Ela se inscreveu em concursos, um modo autêntico e saudável de demonstrar seus escritos, e o primeiro em que se inscreveu ela foi premiada!
O Mundo lhe sorriu e ela retribuiu este sorriso da forma mais feliz possível.
Hoje ela é uma mulher madura, segura, realizada e sem medo de expressar seus sentimentos ao Mundo!
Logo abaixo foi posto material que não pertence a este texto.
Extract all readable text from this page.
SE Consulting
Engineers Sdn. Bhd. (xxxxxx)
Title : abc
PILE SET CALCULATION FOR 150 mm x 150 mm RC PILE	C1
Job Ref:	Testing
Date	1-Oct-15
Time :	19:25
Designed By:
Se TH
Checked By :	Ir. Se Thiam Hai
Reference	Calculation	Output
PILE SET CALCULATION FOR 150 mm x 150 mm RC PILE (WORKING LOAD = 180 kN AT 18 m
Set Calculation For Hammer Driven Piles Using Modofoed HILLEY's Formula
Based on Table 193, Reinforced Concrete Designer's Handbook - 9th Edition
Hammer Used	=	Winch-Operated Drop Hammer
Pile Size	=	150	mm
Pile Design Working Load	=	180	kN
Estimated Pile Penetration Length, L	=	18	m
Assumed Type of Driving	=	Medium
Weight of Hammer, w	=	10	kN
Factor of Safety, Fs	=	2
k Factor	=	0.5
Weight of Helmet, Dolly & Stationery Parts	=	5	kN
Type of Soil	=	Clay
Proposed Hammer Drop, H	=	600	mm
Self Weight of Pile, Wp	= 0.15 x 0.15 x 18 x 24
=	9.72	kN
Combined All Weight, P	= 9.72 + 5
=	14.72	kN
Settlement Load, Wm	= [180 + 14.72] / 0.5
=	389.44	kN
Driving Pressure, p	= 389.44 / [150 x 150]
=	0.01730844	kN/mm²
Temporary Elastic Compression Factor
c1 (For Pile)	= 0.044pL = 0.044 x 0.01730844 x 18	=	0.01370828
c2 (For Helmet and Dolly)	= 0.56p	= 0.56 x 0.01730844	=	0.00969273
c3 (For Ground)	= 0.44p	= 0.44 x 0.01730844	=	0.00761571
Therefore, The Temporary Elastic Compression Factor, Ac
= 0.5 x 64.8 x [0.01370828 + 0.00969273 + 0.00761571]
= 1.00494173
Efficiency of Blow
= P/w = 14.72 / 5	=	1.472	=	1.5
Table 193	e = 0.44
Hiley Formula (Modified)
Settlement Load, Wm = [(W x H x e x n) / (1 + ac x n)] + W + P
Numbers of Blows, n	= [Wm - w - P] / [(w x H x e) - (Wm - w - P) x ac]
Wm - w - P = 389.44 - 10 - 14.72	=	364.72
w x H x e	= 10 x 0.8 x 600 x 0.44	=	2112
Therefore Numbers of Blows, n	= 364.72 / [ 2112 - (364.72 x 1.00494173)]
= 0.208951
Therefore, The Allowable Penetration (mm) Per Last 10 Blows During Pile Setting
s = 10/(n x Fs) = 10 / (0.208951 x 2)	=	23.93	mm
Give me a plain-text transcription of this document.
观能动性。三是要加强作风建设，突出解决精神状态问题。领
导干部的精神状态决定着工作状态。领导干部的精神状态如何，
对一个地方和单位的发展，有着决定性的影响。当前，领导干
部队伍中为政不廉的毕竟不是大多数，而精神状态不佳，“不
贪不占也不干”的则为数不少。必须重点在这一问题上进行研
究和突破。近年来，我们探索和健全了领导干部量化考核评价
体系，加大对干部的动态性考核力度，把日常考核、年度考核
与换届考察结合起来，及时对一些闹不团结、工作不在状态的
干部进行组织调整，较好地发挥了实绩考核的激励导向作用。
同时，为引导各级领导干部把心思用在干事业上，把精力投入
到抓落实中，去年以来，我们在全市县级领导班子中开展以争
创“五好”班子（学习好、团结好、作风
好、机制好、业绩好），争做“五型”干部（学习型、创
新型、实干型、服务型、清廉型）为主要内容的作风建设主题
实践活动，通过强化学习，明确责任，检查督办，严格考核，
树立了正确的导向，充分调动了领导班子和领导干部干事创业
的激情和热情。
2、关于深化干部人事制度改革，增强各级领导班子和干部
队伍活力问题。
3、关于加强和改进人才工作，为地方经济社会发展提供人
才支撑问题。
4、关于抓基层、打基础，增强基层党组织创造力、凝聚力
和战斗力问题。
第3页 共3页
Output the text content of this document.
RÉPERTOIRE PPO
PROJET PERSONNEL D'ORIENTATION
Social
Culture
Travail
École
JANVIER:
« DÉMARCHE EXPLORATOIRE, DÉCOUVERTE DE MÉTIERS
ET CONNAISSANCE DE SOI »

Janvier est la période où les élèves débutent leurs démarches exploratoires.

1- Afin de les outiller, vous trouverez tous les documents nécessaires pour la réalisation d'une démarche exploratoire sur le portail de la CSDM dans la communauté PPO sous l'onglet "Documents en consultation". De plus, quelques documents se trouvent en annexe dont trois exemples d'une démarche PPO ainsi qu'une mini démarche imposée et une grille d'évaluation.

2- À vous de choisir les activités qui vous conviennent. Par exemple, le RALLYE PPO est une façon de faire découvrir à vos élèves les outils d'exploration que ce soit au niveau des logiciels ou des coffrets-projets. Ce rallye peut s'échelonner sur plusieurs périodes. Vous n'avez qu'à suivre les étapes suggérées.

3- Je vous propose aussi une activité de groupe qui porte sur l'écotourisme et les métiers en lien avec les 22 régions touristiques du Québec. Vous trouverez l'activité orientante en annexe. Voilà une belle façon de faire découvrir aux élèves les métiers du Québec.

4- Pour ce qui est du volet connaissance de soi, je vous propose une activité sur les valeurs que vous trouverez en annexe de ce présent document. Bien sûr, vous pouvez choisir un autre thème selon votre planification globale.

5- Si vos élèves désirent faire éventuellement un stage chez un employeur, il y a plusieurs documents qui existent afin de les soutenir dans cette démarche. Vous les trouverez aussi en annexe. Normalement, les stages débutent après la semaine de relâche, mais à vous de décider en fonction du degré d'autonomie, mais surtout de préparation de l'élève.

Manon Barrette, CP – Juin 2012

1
segunda-feira, 8 de novembro de 2010
Trem da vida...
O tempo passa em um ritmo acelerado demais para o raciocínio acompanhar! Já me considero uma Balsac(ana)! Pela minha vida já passaram avôs, uma avó, amigos que se foram...Amigos meus já deram inicio a uma nova geração que já viveram sua primeira década...
Em minha vida já cabem quase quatro décadas, e uma década é muito tempo!...
E a quarta idade, será que chego lá? Minha avó acaba de completar 87 anos e já chegou lá, é uma guerreira!
Estou prestes a completar a idade de Cristo e me sinto crucificada pela vida!
Não consigo acompanhar o ritmo do trem da vida, ele passa muito rápido!
Mas vou seguindo no trilho deste trem, afinal, sei que um dia ele chegará a Estação Paraíso.
Questionamentos...

Por que lembrar???
As coisas não fazem sentido. As pessoas se procuram, se procuram. E quando se encontram, a coisa perde o sentido!
Lembro que quando era criança meus pais tinham uma banheira em casa. Eu sempre queria enche-la e brincar nela, mas conto no dedo às vezes que pude fazer isso! Lembro-me de umas quatro vezes, no máximo! Para que uma banheira em casa, se não poderia usa-la?
Íamos ao clube, nos finais de semana. Era sempre a mesma coisa: eu queria nadar na piscina, ficar horas seguidas n’água até enrugar, nadar na piscina mais funda, me esbaldar...Mas não podia! Para que ir ao clube então?
Alguém aí esclareça, por favor! Esse modo metódico e ridículo das pessoas tocarem e manipularem suas vidas...
Agora moro em um apartamento pequeno, cubículo, e com tudo contado em espaço...Não posso fazer mais isso!!! Onde está a lógica das coisas?Heim?
Para que flores, se não tenho jardim? Para que cachorro, se não tenho quintal? Para que brinquedos, se na tenho crianças? Para que discos, se não tenho tempo de ouvi-los? Para que sonhos, se não tenho tempo de realiza-los? Para que tudo isso, para que? Alguém responde?